Par JEAN-PIERRE CHAUVIN*
Le contrat d’orientation entre professeurs et étudiants ne doit pas fonctionner comme si l’université était un bureau d’affaires
1.
Depuis les années 1980 Marilena Chauí[I] nous propose des diagnostics précis sur la contagion de l’université par les hypothèses néolibérales, parmi lesquelles le déplacement de la recherche et de l’enseignement extrascolaire, qui sont passés des activités de base aux moyens d’obtenir des financements – presque toujours selon les règles du capital privé, guidés par l’idéologie de « compétence » et « performance ».
Dans sa thèse de professeur, soutenue en 2002 dans le domaine de la littérature brésilienne, João Adolfo Hansen a suggéré que, depuis le début des années 1980, l'université avait commencé à se structurer et à fonctionner comme une grande entreprise, avec l'avènement d'hypothèses qui orbitaient modèles de management et encourager la compétition entre collègues, selon l’(anti)éthique du profit.
Comme nous le savons, le débat est également ancien dans d’autres pays.
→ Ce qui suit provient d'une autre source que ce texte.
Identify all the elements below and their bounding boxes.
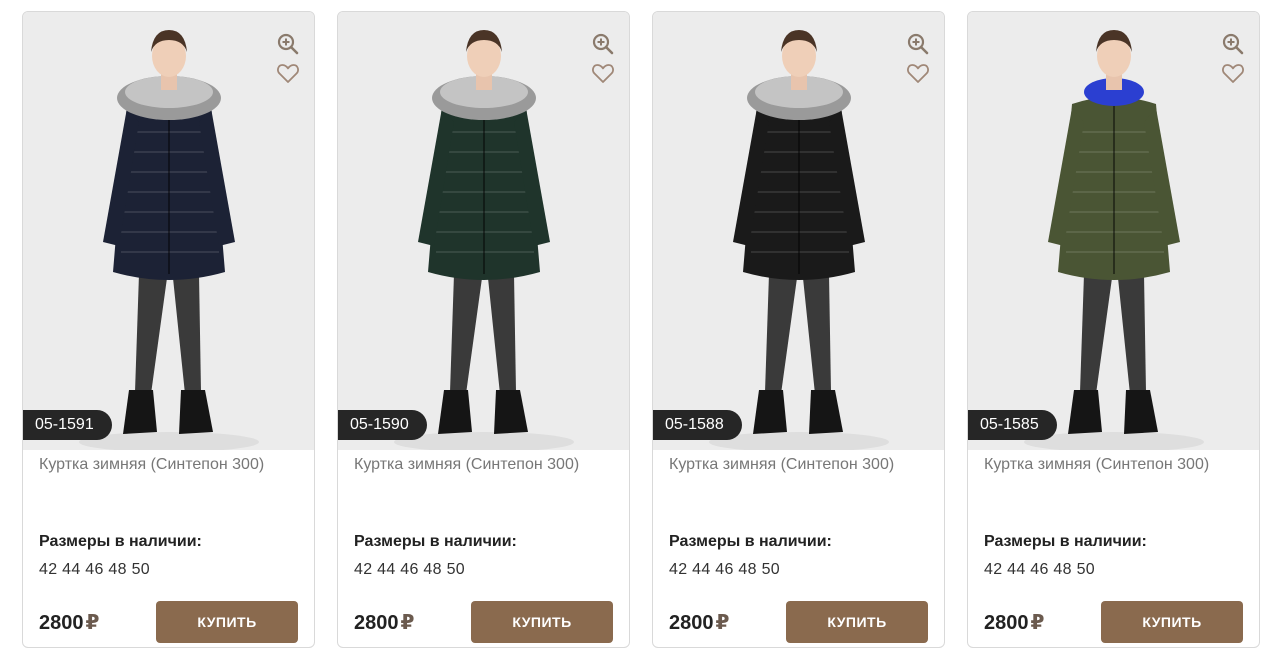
product-title[interactable]: Куртка зимняя (Синтепон 300) [354, 454, 619, 476]
sku-badge: 05-1588 [653, 410, 742, 440]
currency-symbol: ₽ [1030, 612, 1045, 634]
currency-symbol: ₽ [85, 612, 100, 634]
sizes-label: Размеры в наличии: [984, 533, 1147, 550]
sizes-label: Размеры в наличии: [354, 533, 517, 550]
product-title[interactable]: Куртка зимняя (Синтепон 300) [984, 454, 1249, 476]
product-image [968, 12, 1259, 450]
product-title[interactable]: Куртка зимняя (Синтепон 300) [669, 454, 934, 476]
buy-button[interactable]: КУПИТЬ [156, 601, 298, 643]
sizes-list: 42 44 46 48 50 [984, 561, 1095, 578]
currency-symbol: ₽ [715, 612, 730, 634]
product-image [23, 12, 314, 450]
price: 2800 ₽ [39, 610, 99, 635]
price: 2800 ₽ [669, 610, 729, 635]
price-value: 2800 [984, 612, 1029, 634]
product-title[interactable]: Куртка зимняя (Синтепон 300) [39, 454, 304, 476]
product-photo[interactable]: 05-1591 [23, 12, 314, 450]
zoom-in-icon[interactable] [1221, 32, 1245, 56]
price-value: 2800 [669, 612, 714, 634]
buy-button[interactable]: КУПИТЬ [471, 601, 613, 643]
product-image [653, 12, 944, 450]
zoom-in-icon[interactable] [906, 32, 930, 56]
product-photo[interactable]: 05-1585 [968, 12, 1259, 450]
buy-button[interactable]: КУПИТЬ [1101, 601, 1243, 643]
product-card[interactable]: 05-1588 Куртка зимняя (Синтепон 300) Раз… [652, 11, 945, 648]
zoom-in-icon[interactable] [591, 32, 615, 56]
heart-icon[interactable] [906, 62, 930, 84]
zoom-in-icon[interactable] [276, 32, 300, 56]
heart-icon[interactable] [1221, 62, 1245, 84]
product-card[interactable]: 05-1585 Куртка зимняя (Синтепон 300) Раз… [967, 11, 1260, 648]
price-value: 2800 [354, 612, 399, 634]
product-photo[interactable]: 05-1590 [338, 12, 629, 450]
sku-badge: 05-1591 [23, 410, 112, 440]
sizes-list: 42 44 46 48 50 [354, 561, 465, 578]
product-card[interactable]: 05-1590 Куртка зимняя (Синтепон 300) Раз… [337, 11, 630, 648]
price: 2800 ₽ [354, 610, 414, 635]
price-value: 2800 [39, 612, 84, 634]
product-card[interactable]: 05-1591 Куртка зимняя (Синтепон 300) Раз… [22, 11, 315, 648]
sizes-label: Размеры в наличии: [39, 533, 202, 550]
currency-symbol: ₽ [400, 612, 415, 634]
heart-icon[interactable] [276, 62, 300, 84]
price: 2800 ₽ [984, 610, 1044, 635]
product-photo[interactable]: 05-1588 [653, 12, 944, 450]
heart-icon[interactable] [591, 62, 615, 84]
product-image [338, 12, 629, 450]
product-grid: 05-1591 Куртка зимняя (Синтепон 300) Раз… [0, 0, 1280, 658]
sizes-list: 42 44 46 48 50 [39, 561, 150, 578]
sku-badge: 05-1590 [338, 410, 427, 440]
sizes-list: 42 44 46 48 50 [669, 561, 780, 578]
buy-button[interactable]: КУПИТЬ [786, 601, 928, 643]
sku-badge: 05-1585 [968, 410, 1057, 440]
sizes-label: Размеры в наличии: [669, 533, 832, 550]
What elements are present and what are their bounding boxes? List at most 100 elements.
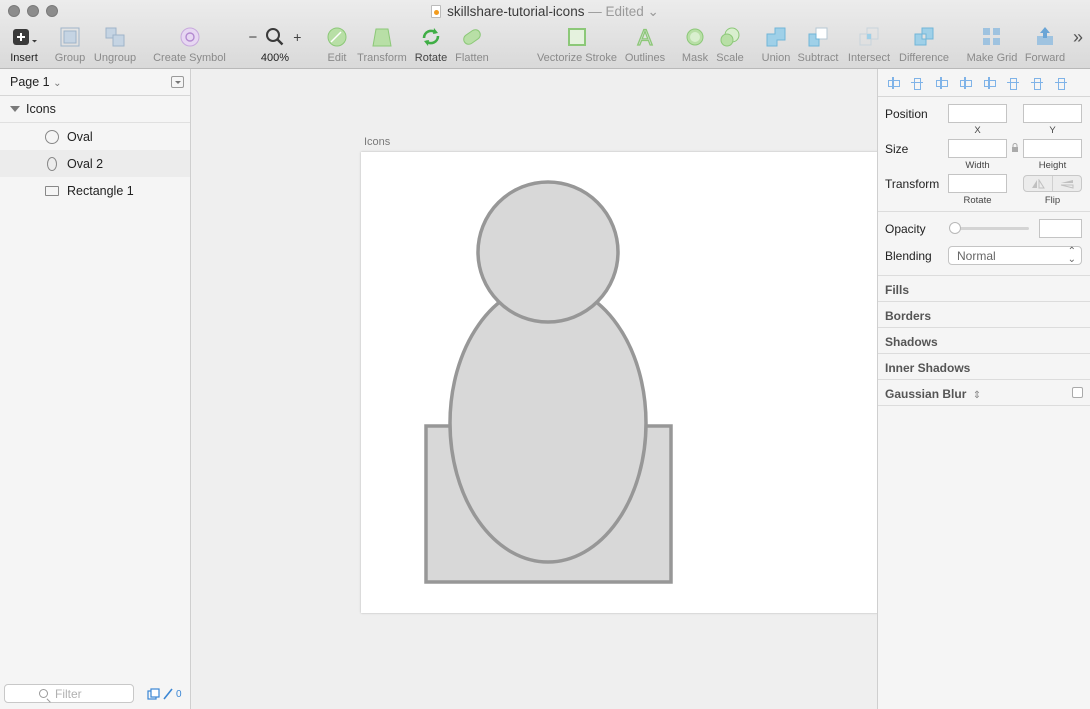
filter-count: 0 (176, 688, 182, 700)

Entre les années 1950 et 1960, Edgar Morin[Ii] Il fut l’un des premiers à observer que l’intellectuel occupait une place ambivalente dans la société dite « postmoderne », car il risquait d’émettre des jugements critiques à l’égard de l’institution qui le soutenait.
Après six décennies, que dire des relations entre chercheurs et professeurs, lorsque leurs projets sont soumis aux conceptions des grandes entreprises, des banques et des grands groupes ?
2.
Où en est l’université aujourd’hui ? Elle se « surmonte » elle-même, dans la campagne d’obéissance stricte aux diktats du néolibéralisme. Je veux dire, l’établissement d’enseignement supérieur a amélioré le profil « opérationnel » (comme l’a montré Chauí), affiné la conception « managériale » (comme le suggérait Hansen), renforçant les critères discutables de l’évaluation quantitative.
De toute évidence, les paramètres qui guident les agences de financement ont été combinés aux rigueurs croissantes des établissements d’enseignement.
L'une des raisons d'enseigner le mal-être réside dans le fait que nous nous sentons constamment jugés par un tribunal omniprésent (installé des départements jusqu'au presbytère), courant le risque sérieux d'avoir affaire à des condamnations récriminatoires sur notre petite « production » ou notre incapacité à « relever » fonds".
Maintenant, comment les ressources sont-elles collectées ? Présenter des projets de recherche rentables (aux yeux du « marché »), de préférence pragmatiques et réalisables, qui portent le nom de l'université au-delà du territoire national, avec le logo de l'entreprise au premier plan.
Mais quittons la stratosphère du grand capital. À une échelle plus modeste, par exemple entre les couloirs et les salles de classe, il y a des épisodes mettant en vedette des étudiants qui, avant même que leurs projets de recherche (que ce soit au premier ou au troisième cycle) aient mûri, courent après les professeurs en quête de récompenses pécuniaires pour un travail qu'ils n'ont même pas encore réalisé. commencé.
Réparez-vous. L'importance des bourses et des subventions n'est pas niée : les chercheurs y ont droit, compte tenu de leur profession à l'université et au-delà. D’ailleurs, l’une de nos luttes concerne précisément l’expansion des ressources qui favorisent et stimulent la recherche. Ce qui est remis en question, c’est l’apparente inversion des priorités (et des étapes) liées au travail universitaire : la recherche est une fin ; pas un prétexte pour une récompense précoce.
Sauf erreur de ma part, l’université fonctionnaliste naturalise la relation de négociation entre étudiants et enseignants, selon une rationalité utilitariste, médiatisée par des relations interpersonnelles pragmatiques et l’esprit de libre concurrence. Toujours à cet égard, nous supposons qu'en plus du contenu didactique, il est possible de rediscuter les hypothèses, les règles et les aspirations du marché.
Cependant, lorsque les cours et les activités de recherche cèdent la place (pour la curiosité, la connaissance, la réflexion) aux transactions financières, il est important de rappeler que le contrat d’orientation entre enseignants et étudiants ne doit pas fonctionner comme si l’université était un bureau d’affaires.
*Jean-Pierre Chauvin Professeur de culture et littérature brésiliennes à l'École de communication et des arts de l'USP. Auteur, entre autres livres de Seven Speeches : essais sur les typologies discursives.
notes
[I] je me réfère à Écrits sur l'université. São Paulo : Unesp, 2001.
[Ii] La culture de masse au XXe siècle – L’esprit du temps – Névrose et nécrose. Rio de Janeiro : médecine légale universitaire, 2018.